The key, Calaway says, is putting on a culminating show that leaves the audience wanting more. But as The Last Ride shows, with the wear and tear he's experienced over his career, that moment is becoming more difficult to realize by the year.
Calaway isn't the only figure in pop culture to grapple with the finality of retirement. Michael Jordan returned to the NBA twice, and Hall of Famer Brett Favre changed his mind three times before leaving the NFL for good in 2010.
Even with the pain and numerous injuries he's experienced that would cause most people to seek out retirement, Calaway says it all melts away when he walks through the curtain to the roar of a crowd.
"Man, I tell you what, when those lights go out and that music starts, I don't feel anything," he says of becoming the Undertaker, a character he studied Michael Myers and Jason Voorhees to help develop before making it all his own.
"On the walk to the ring, man, that's the best," Calaway continues. "You're in the zone. Nothing really hurts. And what does hurt, you don't really care because those people are showing their appreciation for you, and that's better than any drug."
Calaway was a fan of professional wrestling before he ever stepped into a ring, he says, and he's remained one for the more than 30 years he's been in the business. But knowing what it is to be a fan has only made it all the more important for him to get the ending just right.

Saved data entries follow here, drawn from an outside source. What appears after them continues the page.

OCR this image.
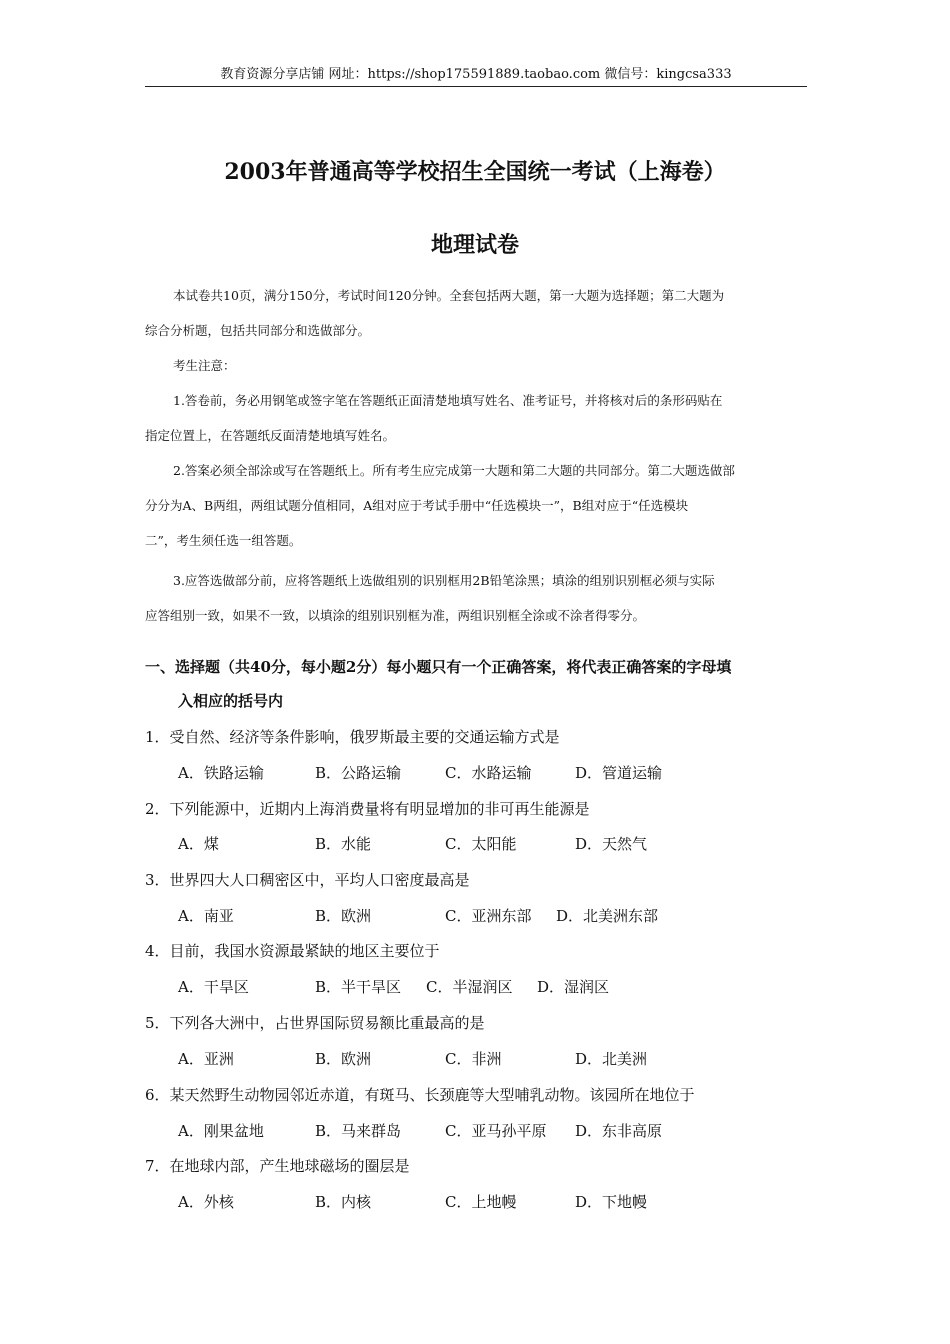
教育资源分享店铺 网址：https://shop175591889.taobao.com 微信号：kingcsa333
2003年普通高等学校招生全国统一考试（上海卷）
地理试卷
本试卷共10页，满分150分，考试时间120分钟。全套包括两大题，第一大题为选择题；第二大题为
综合分析题，包括共同部分和选做部分。
考生注意：
1.答卷前，务必用钢笔或签字笔在答题纸正面清楚地填写姓名、准考证号，并将核对后的条形码贴在
指定位置上，在答题纸反面清楚地填写姓名。
2.答案必须全部涂或写在答题纸上。所有考生应完成第一大题和第二大题的共同部分。第二大题选做部
分分为A、B两组，两组试题分值相同，A组对应于考试手册中“任选模块一”，B组对应于“任选模块
二”，考生须任选一组答题。
3.应答选做部分前，应将答题纸上选做组别的识别框用2B铅笔涂黑；填涂的组别识别框必须与实际
应答组别一致，如果不一致，以填涂的组别识别框为准，两组识别框全涂或不涂者得零分。
一、选择题（共40分，每小题2分）每小题只有一个正确答案，将代表正确答案的字母填
入相应的括号内
1．受自然、经济等条件影响，俄罗斯最主要的交通运输方式是
A．铁路运输	B．公路运输	C．水路运输	D．管道运输
2．下列能源中，近期内上海消费量将有明显增加的非可再生能源是
A．煤	B．水能	C．太阳能	D．天然气
3．世界四大人口稠密区中，平均人口密度最高是
A．南亚	B．欧洲	C．亚洲东部 D．北美洲东部
4．目前，我国水资源最紧缺的地区主要位于
A．干旱区	B．半干旱区 C．半湿润区 D．湿润区
5．下列各大洲中，占世界国际贸易额比重最高的是
A．亚洲	B．欧洲	C．非洲	D．北美洲
6．某天然野生动物园邻近赤道，有斑马、长颈鹿等大型哺乳动物。该园所在地位于
A．刚果盆地	B．马来群岛	C．亚马孙平原 D．东非高原
7．在地球内部，产生地球磁场的圈层是
A．外核	B．内核	C．上地幔	D．下地幔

"I'm fighting an uphill battle and time's running out," he says. "But that's the struggle. It has nothing to do with fame, it has nothing to do with money, it has nothing to do with anything other than wanting just that, "Yeah. That's the match that I needed to go out on.'"
When asked, Calaway says he isn't sure if his last match has already happened, or whether he'll be able to achieve the one he envisions. But, just as life in the squared circle has taught him, he is prepared for whatever happens next.
"In wrestling sometimes you're on top, sometimes you're on the bottom, and life is the same way," Calaway explains. "You have to persevere and you have to ride it out."
"Nothing ever lasts forever," he continues. "Things change."